Nice! I was thinking of doing something similar, but I couldn’t find the time, nor fit it in less than 7 lines (you cheated! ).

I think that, to make it better, the number of iterations in `mandelbrot` has to increase the more one zooms in, otherwise the boundary of the fractal becomes too imprecise.

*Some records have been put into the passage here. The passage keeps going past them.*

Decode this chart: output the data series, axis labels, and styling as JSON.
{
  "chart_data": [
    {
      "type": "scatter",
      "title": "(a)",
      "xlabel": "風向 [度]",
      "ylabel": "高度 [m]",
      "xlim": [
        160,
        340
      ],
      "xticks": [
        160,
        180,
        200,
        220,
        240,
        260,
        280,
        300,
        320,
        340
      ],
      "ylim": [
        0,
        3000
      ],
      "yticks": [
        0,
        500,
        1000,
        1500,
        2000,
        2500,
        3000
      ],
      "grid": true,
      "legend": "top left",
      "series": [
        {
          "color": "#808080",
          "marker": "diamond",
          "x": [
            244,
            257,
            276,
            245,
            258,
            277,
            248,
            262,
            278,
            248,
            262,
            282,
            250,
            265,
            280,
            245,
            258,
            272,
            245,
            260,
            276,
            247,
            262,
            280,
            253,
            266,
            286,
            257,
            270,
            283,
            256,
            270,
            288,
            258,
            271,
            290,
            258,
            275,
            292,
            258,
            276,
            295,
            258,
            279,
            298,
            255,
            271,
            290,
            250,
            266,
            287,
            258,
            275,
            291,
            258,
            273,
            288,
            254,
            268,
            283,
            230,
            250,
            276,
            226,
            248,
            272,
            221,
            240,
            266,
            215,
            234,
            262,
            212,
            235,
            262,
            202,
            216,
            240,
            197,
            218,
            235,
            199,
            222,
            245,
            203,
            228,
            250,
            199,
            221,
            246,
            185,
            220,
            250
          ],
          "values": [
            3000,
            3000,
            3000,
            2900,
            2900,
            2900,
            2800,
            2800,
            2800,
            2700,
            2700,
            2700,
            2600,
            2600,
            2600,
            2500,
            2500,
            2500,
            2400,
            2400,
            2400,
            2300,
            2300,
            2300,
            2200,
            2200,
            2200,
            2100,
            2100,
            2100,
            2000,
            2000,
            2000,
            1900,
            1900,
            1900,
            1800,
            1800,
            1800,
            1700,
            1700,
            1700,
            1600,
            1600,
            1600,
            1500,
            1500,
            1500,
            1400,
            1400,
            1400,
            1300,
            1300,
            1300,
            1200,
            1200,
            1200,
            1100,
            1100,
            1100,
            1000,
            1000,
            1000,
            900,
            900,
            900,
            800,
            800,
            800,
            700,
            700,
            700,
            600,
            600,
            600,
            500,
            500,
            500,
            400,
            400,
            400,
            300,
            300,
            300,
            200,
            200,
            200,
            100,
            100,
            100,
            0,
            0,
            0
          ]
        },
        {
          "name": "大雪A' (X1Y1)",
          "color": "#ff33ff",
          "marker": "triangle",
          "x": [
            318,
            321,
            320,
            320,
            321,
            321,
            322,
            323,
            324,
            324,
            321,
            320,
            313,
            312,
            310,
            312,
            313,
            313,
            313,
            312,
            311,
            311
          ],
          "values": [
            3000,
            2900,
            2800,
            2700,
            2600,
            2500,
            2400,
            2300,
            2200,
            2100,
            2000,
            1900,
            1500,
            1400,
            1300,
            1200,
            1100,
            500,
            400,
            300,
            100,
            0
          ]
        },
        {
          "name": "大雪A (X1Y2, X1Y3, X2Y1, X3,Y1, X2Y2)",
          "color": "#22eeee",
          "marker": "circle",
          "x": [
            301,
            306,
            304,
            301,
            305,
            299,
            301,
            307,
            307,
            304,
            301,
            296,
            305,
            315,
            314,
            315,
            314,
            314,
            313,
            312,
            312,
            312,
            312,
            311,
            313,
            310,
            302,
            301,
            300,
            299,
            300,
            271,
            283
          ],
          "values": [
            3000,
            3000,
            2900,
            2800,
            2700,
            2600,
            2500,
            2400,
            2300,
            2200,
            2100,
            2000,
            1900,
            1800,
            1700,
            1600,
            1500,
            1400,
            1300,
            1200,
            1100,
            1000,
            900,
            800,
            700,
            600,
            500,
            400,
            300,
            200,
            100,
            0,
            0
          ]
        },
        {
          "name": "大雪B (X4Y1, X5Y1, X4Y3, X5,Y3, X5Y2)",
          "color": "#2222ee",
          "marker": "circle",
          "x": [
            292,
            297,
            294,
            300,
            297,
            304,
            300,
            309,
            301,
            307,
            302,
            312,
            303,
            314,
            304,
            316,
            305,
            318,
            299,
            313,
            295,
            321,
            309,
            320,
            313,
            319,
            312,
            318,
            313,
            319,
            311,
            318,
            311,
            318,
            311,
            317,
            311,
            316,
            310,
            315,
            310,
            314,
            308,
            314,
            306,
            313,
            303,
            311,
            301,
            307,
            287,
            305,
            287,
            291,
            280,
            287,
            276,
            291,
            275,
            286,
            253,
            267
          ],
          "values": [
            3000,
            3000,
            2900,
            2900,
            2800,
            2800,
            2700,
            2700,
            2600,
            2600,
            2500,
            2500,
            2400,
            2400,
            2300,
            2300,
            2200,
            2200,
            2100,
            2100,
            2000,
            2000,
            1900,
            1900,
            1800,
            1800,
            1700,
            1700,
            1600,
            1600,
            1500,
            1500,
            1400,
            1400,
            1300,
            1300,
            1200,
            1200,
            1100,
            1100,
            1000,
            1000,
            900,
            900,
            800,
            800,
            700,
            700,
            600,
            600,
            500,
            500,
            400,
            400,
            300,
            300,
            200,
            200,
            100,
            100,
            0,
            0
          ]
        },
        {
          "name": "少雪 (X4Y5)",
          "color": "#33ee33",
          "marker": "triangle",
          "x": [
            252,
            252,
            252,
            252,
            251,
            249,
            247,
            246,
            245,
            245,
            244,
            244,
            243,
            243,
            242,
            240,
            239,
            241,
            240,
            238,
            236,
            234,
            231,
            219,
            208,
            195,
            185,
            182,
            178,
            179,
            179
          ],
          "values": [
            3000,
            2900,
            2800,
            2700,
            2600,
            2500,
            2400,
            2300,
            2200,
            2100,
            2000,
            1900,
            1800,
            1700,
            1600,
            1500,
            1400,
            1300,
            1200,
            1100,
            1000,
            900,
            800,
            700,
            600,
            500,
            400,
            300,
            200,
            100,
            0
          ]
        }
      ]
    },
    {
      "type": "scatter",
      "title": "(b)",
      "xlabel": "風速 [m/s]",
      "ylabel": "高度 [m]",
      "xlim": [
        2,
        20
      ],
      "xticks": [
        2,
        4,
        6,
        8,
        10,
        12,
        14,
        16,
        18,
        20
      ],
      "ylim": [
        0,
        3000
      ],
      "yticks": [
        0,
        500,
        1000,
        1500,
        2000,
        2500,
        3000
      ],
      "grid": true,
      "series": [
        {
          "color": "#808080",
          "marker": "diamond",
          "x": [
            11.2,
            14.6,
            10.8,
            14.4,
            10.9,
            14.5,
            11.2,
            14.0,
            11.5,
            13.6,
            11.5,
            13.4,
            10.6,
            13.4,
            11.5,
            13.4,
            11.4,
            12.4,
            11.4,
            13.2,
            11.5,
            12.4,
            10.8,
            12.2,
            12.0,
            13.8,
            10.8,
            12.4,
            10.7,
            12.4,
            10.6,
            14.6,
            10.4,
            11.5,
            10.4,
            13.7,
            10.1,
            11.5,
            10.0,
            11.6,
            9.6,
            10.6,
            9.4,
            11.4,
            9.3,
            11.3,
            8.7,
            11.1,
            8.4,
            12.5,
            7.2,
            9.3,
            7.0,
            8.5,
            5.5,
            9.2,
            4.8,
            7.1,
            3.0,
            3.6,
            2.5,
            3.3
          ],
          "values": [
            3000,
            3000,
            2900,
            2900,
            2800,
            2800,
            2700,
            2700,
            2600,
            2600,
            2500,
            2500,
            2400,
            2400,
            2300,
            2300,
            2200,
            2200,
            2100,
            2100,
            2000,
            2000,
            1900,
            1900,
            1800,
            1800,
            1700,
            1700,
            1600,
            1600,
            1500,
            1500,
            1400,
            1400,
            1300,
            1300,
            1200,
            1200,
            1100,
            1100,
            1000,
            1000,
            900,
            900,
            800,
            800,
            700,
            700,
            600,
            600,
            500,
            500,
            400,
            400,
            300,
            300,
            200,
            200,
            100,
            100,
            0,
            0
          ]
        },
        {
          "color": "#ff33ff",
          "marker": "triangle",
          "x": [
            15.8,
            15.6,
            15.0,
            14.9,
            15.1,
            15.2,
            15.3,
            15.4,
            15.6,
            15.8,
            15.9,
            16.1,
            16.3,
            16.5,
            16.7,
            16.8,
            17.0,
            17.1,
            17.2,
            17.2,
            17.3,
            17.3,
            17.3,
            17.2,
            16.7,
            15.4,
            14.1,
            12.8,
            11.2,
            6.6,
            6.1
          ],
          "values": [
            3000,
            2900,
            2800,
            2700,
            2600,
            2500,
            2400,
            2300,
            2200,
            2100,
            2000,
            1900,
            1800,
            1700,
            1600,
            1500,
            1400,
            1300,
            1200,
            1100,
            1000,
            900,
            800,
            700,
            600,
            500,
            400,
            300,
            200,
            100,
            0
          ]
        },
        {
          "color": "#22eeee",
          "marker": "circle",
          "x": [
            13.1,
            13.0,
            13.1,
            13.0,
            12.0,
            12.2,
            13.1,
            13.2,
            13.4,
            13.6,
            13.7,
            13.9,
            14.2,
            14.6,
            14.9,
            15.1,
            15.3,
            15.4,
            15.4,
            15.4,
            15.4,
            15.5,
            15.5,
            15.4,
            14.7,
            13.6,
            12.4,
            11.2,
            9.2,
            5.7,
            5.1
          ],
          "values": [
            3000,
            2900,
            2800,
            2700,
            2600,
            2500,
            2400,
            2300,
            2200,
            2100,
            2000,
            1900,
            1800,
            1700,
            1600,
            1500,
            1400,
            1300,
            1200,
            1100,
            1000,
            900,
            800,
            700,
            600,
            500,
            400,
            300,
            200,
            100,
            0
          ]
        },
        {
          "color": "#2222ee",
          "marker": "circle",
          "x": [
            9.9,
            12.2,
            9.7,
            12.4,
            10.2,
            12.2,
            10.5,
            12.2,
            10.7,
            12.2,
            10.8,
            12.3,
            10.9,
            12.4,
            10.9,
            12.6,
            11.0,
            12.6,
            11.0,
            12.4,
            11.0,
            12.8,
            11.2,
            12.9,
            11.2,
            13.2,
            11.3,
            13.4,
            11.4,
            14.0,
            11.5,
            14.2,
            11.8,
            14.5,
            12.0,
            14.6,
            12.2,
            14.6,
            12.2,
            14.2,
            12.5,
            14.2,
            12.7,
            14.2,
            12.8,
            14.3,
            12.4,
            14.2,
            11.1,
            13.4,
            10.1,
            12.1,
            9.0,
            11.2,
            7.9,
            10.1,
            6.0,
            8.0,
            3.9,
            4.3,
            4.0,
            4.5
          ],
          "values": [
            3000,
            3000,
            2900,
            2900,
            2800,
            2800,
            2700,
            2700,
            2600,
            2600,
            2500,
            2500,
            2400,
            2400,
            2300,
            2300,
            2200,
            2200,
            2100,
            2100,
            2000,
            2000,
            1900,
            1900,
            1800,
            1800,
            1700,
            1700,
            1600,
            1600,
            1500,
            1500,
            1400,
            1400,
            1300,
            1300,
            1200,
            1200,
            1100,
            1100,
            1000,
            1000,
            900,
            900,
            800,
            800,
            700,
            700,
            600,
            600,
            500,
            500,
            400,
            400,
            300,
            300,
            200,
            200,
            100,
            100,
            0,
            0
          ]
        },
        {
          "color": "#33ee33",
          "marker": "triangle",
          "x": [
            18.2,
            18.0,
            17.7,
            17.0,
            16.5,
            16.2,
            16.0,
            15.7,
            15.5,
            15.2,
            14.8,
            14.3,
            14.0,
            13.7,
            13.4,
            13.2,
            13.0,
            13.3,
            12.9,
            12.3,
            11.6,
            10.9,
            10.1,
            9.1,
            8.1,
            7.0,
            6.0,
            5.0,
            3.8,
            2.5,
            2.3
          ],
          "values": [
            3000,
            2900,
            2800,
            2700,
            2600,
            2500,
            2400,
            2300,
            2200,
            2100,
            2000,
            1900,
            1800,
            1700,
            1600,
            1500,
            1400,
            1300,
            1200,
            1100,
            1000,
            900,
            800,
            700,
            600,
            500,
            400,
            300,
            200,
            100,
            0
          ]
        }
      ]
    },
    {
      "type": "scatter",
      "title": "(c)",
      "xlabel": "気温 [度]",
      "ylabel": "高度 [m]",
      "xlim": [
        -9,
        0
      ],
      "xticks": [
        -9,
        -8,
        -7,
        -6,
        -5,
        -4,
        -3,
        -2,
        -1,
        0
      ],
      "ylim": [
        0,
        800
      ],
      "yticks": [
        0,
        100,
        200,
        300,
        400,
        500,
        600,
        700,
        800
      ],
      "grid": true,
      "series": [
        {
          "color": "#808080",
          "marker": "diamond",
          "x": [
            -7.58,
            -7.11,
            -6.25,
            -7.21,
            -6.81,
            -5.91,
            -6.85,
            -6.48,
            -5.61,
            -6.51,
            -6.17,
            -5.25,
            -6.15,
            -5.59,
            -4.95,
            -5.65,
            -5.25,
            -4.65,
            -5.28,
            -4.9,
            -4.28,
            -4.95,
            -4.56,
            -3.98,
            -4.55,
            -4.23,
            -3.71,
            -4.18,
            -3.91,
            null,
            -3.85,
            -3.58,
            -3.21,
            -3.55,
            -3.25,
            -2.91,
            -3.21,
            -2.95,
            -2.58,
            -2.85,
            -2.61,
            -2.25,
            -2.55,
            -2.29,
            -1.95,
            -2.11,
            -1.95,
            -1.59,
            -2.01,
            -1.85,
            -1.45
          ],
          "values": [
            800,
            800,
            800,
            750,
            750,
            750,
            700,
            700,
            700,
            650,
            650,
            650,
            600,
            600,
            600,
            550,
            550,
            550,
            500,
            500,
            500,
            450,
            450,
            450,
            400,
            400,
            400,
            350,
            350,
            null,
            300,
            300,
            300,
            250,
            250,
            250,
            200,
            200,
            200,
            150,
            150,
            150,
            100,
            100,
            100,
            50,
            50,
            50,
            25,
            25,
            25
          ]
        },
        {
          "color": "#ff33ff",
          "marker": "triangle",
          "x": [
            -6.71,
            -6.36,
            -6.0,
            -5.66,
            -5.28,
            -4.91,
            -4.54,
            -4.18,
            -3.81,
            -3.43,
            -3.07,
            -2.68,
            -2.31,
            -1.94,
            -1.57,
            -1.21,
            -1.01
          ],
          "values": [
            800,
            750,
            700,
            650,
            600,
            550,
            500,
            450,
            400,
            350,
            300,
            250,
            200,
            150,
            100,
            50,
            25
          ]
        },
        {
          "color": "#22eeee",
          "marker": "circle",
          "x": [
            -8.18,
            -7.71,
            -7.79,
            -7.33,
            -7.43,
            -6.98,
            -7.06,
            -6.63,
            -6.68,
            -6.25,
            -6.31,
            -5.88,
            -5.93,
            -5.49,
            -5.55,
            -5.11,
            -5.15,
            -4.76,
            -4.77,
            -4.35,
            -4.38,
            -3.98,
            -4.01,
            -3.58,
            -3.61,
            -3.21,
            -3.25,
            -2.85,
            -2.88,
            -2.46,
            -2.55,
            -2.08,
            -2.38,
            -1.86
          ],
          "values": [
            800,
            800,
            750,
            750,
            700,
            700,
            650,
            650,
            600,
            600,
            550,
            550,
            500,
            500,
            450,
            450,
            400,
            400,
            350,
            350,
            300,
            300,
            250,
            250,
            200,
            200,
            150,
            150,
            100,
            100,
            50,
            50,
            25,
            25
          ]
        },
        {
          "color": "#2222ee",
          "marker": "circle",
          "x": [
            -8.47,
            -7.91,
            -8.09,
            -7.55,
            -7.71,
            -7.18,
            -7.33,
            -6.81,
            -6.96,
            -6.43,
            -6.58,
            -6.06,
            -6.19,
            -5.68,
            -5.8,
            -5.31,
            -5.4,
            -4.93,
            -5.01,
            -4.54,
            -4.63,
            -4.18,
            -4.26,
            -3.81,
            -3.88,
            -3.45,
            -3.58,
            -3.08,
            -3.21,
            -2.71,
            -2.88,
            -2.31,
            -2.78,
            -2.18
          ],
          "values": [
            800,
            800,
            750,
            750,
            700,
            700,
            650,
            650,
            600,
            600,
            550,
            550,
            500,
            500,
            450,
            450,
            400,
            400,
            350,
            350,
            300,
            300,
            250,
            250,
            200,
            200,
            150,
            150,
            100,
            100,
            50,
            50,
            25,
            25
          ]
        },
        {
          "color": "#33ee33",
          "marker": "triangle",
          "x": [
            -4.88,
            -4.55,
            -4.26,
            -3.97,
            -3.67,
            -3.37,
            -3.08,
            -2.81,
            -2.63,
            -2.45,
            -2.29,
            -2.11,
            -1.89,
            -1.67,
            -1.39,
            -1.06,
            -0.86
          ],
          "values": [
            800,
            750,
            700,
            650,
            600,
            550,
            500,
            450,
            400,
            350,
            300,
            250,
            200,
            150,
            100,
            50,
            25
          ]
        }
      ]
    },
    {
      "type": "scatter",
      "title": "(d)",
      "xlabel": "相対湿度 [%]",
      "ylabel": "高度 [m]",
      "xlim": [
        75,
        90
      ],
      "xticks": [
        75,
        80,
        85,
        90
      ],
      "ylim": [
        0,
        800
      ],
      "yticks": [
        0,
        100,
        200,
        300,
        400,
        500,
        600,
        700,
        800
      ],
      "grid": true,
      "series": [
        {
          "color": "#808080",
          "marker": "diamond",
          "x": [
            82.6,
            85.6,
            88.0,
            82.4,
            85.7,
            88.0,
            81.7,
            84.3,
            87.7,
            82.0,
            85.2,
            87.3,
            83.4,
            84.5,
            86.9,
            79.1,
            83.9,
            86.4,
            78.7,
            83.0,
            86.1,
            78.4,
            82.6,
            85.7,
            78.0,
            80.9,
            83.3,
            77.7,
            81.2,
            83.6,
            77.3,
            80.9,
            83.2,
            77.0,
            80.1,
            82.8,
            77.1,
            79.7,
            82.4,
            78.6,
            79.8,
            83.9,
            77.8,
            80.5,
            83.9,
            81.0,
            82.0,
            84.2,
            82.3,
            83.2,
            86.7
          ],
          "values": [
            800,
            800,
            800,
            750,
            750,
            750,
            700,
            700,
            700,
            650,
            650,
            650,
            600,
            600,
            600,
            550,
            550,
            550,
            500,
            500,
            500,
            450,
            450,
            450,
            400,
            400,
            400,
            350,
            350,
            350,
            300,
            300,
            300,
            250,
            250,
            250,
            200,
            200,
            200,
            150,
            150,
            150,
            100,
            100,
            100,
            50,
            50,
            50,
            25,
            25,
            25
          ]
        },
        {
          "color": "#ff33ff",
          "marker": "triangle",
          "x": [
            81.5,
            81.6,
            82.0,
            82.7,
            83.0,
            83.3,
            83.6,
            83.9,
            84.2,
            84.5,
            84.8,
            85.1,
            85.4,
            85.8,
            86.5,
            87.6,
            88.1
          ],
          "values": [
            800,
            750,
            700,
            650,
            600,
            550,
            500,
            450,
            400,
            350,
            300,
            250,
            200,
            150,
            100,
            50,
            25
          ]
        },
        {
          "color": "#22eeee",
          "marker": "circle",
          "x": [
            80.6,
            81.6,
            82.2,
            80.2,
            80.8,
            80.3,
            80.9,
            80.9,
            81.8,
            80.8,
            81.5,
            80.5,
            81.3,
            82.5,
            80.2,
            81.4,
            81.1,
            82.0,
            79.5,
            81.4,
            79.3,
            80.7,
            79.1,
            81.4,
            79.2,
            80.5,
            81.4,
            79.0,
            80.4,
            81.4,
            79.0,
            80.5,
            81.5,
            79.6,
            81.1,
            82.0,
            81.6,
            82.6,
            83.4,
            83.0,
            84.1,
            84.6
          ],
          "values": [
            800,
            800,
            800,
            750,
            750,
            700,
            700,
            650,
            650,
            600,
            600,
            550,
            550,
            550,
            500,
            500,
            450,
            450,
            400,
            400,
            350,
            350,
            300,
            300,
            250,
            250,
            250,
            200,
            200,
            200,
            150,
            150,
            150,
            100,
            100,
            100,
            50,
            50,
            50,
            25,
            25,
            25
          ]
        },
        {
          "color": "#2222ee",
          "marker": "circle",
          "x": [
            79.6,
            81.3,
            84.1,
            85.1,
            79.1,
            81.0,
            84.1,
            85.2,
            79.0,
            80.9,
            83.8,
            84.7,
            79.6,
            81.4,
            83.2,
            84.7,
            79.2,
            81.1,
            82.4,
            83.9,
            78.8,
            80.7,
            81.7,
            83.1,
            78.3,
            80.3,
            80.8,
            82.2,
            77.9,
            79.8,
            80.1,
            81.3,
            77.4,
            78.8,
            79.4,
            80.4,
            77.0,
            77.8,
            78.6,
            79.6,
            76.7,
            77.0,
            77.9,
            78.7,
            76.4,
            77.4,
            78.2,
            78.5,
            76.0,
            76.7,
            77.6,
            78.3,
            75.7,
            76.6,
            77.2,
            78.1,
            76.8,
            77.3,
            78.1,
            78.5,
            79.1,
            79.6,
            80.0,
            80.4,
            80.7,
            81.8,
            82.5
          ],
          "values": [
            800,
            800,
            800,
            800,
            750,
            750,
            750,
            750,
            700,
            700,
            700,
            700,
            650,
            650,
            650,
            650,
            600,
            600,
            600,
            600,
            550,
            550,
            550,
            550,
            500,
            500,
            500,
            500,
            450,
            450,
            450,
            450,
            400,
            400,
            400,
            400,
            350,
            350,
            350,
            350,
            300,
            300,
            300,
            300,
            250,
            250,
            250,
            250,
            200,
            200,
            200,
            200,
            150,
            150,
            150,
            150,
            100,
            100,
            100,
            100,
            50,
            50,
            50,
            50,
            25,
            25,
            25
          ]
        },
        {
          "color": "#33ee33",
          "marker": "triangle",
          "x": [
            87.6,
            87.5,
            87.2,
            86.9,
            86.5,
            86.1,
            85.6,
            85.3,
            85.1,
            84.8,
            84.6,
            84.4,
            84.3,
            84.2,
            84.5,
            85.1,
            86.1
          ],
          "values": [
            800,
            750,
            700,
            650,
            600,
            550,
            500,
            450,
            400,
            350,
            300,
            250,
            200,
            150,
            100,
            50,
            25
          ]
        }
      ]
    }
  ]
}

Here is a complete version that does so:

``````using Plots
exprange(start, stop, len) = exp.(range(log(start), log(stop), length=len))
function mandelbrot(z; lim=75) w = z
for n = 1:lim;  abs2(w) < 4 ? w = w^2 + z : return n end
lim + 1
end
x₀, y₀ = -0.5626805, 0.6422555
anim = @animate for (r, l) in zip(exprange(2, 1.35e-6, 120), exprange(100, 2500, 120))
x = range(x₀-r, x₀+r; length=600); y = range(y₀-r, y₀+r; length=600);
heatmap(x, y, -log.(log.(mandelbrot.(x' .+ y .* im; lim=round(l))));
legend=:none, border=:none, ticks=:none, size=(600,600), ratio=1)
end
g = gif(anim; fps=12)
``````

Apparently I cannot attach the animated GIF file (which you can find here), so I include only the last frame:

10 Likes

Calculating a cross-correlation in any number of dimensions:

``````for I in CartesianIndices(img)
for J in CartesianIndices(kernel)    # kernel with centered indices
if I+J in CartesianIndices(img)
filtered[I] += img[I+J] * kernel[J]
end
end
end
``````

The code in action:

``````using OffsetArrays
using Makie

# A 3D "image" of random values (either 0 or 1)
img = rand([0.0, 1.0], 20, 60, 40)

# Plot
s1 = volume(img, algorithm=:iso, resolution=(800, 500))

# Function to generate an N-dimensional kernel of uniform values that sum to 1
# The center of the hypercube will have indices (0, 0, ..., 0)
uniform_kernel(n, dim) = OffsetArray(fill(1/n^dim, fill(n, dim)...), fill(-n÷2-1, dim)...)

# 5x5x5 array of uniform values that sum to 1
kernel = uniform_kernel(5, 3) # 3 dimensions

filtered = zero(img)

for I in CartesianIndices(img)
for J in CartesianIndices(kernel)
if I+J in CartesianIndices(img)
filtered[I] += img[I+J] * kernel[J]
end
end
end

s2 = volume(filtered, algorithm=:iso, resolution=(800, 500))
``````

Original image:

Filtered image:

14 Likes

What about a simulation with balls bouncing against each other?
Or a simulation of moving people getting infected with a virus when they meet other people.